Selasa, 30 Agustus 2011

Culture and Other Theories of Power

I am currently re-reading Daniel Rodgers, Age of Fracture. I don’t think we’ve discussed it enough here (that’s my attempt at humor—check out how much cyberspace we’ve colonized discussing this book). More seriously, I am reading it again because I assigned it to my graduate students, and because I put together a roundtable panel on the book for our conference, which means I need to come up with something new to say about it, no easy task given how much has already been said.



This post is not about Age of Fracture per se. I’ll post my conference comments to the blog after the conference (and I’m hoping my fellow roundtable panelists—Mary Dudziak, James Livingston, Lisa Szefel, and Daniel Rodgers—will allow me to do the same with their comments). Rather, something I read in Chapter 3—“The Search for Power,” one of the book’s better chapters—has sparked my curiosity. Rodgers writes that, in the age of disaggregation, “among historians,” the search for power “led to a virtual abandonment of the terrain of economics for new worlds of culture” (79). For many historians, “power grew less tangible, less material, more pervasive, more elusive until, in some widespread readings of power, it became all but impossible to trace or pin down” (91).



Much of the historiographical cultural turn owed to the influence of French theory, as I have already written about in my quick overview of Francis Cusset’s book French Theory: How Foucault, Derrida, Deleuze, & Co. Transformed the Intellectual Life of the United States. Foucault’s evocative notion that discourse was everything—which collapsed the brackets separating material, institutional, ideological, and linguistic sources of power—seemed particularly convincing to those who wrote about the constructedness of race, gender, and sexuality. But the cultural turn in American historiography predated the French invasion, which didn’t reshape the categories of inquiry until the 1980s. Cultural Marxism, on the other hand, influenced American historians as early as the 1970s, for example, when E. P. Thompson’s The Making of the English Working Class was eagerly embraced. Thompson inscribed working-class agency into the power of the working-class—captured by the “making” in his book’s title—as opposed to the more typical structuralism or economic determinism of most Marxism not of the cultural bent. Rodgers writes about the impact Thompson’s theory of culture-as-power made on this side of the Atlantic in general terms: “It formed an outlet for the politics of consciousness that had run so strongly through the new left, the civil rights movement, and feminism. Culture gave historical ‘agency’ to the common folk of history, who had so little else to offer” (94).

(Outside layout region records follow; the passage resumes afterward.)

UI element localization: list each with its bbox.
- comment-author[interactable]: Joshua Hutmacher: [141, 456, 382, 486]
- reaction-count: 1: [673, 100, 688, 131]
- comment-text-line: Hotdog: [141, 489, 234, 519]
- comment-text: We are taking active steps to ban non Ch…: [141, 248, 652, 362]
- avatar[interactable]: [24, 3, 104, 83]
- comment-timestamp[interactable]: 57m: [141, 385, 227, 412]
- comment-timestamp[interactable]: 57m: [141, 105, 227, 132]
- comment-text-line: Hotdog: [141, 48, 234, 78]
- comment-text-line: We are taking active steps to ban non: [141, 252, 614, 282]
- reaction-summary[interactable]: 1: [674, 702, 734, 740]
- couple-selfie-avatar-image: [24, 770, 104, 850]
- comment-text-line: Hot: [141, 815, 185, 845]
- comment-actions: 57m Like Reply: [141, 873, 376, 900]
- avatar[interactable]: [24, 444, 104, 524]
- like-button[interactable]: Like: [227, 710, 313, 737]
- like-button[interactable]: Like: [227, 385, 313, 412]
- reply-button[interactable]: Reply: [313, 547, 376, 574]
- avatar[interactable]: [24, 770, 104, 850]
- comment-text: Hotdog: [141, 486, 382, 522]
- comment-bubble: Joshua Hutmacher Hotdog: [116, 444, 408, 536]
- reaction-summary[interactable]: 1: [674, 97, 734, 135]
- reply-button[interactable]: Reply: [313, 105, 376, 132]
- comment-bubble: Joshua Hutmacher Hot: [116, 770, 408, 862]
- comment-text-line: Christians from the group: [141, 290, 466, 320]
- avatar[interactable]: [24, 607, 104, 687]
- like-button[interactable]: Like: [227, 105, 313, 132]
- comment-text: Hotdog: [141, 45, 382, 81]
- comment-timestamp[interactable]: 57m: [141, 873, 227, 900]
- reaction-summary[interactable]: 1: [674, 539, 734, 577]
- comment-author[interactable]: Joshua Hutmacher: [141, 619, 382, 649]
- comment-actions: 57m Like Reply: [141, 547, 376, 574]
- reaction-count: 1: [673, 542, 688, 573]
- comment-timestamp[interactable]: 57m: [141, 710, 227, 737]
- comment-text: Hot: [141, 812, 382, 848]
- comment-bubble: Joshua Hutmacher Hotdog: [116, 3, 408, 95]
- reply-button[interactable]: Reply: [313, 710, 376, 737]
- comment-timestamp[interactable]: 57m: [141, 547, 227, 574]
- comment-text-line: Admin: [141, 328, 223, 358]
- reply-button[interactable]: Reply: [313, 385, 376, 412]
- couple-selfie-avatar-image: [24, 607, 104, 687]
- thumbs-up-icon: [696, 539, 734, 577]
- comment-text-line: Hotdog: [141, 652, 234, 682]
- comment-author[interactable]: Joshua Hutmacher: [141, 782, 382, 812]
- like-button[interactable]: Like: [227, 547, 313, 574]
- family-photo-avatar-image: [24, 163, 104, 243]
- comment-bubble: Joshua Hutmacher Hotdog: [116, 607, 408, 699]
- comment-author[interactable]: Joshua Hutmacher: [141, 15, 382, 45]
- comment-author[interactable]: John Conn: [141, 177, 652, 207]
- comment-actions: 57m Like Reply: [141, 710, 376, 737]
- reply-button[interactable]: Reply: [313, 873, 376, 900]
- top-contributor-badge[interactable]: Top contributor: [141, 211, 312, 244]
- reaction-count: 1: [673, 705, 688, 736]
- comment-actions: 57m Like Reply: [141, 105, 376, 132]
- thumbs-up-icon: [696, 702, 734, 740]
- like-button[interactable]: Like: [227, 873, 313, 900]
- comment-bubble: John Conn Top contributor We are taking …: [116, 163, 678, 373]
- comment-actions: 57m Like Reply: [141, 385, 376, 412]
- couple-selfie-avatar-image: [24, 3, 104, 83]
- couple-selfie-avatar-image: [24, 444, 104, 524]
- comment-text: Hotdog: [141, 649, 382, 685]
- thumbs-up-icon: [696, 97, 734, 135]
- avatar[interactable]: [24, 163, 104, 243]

Beyond Thompson, other cultural Marxists made their mark on the American historiographical landscape. For instance, Gramsci’s entry into the English-speaking world was paramount in popularizing ideas about the power of culture, from the bottom up, like Thompson’s theories on working-class culture, but also, more importantly, from the top down. The Gramscian idea about how culture aided the powerful became known as the theory of hegemony. In Rodgers’s eloquent words: “Hegemony was the power of the dominant class not only to impose its social categories on others but also, and still more, to make its system of meaning come to seem the natural order of things, so that by insensibly absorbing that order the many consented to the domination of the few” (96). The most important American historian working in the Gramscian school was, of course, Eugene Genovese, who famously argued in Roll, Jordan, Roll that the agency of the slaves—“the world the slaves made”—was only limited to a slave system of meaning that had been naturalized, or reified.



The Gramsci-Genovese theory of culture-as-power—hegemony—was hardly inspirational, and thus seemed to carry less affinity with E.P. Thompson than with his great interlocutor, Louis Althusser. For Althusser, whose imprint on Foucault is apparent even though the student largely left the teacher’s Marxism behind, people were always-already hailed, or in his language, interpellated, into powerful social structures that he called social formations. Culture is powerful, as constitutive of the larger social formation, but “economy is determinant in the last instance.” We might think of our current social formation as neoliberalism, or the information age. In it, culture is very powerful, perhaps more powerful than ever before. Sometimes it feels as if culture is capitalism, and vice versa. But this feeling arises because “economy is determinant in the last instance,” or, capitalism is still first and foremost an economic system even if it seems to shape all of life.



I admit to being a vulgar structuralist like Althusser. (There, I said it, I’m out.) I would argue that there is evidence for such a theoretical inclination. The degree to which New Left cultural radicalism has been sopped up by American consumer capitalism (which I’ve written about here and here) is an indication that structuralists like Althusser were correct in their critique of culturalists like Thompson. That said, I’m not dogmatic on this (despite my admission to being vulgar). So what say you? How do you conceptualize culture in relation to power? Are we post-postmodern? And does this lead us back to non-cultural Marxism?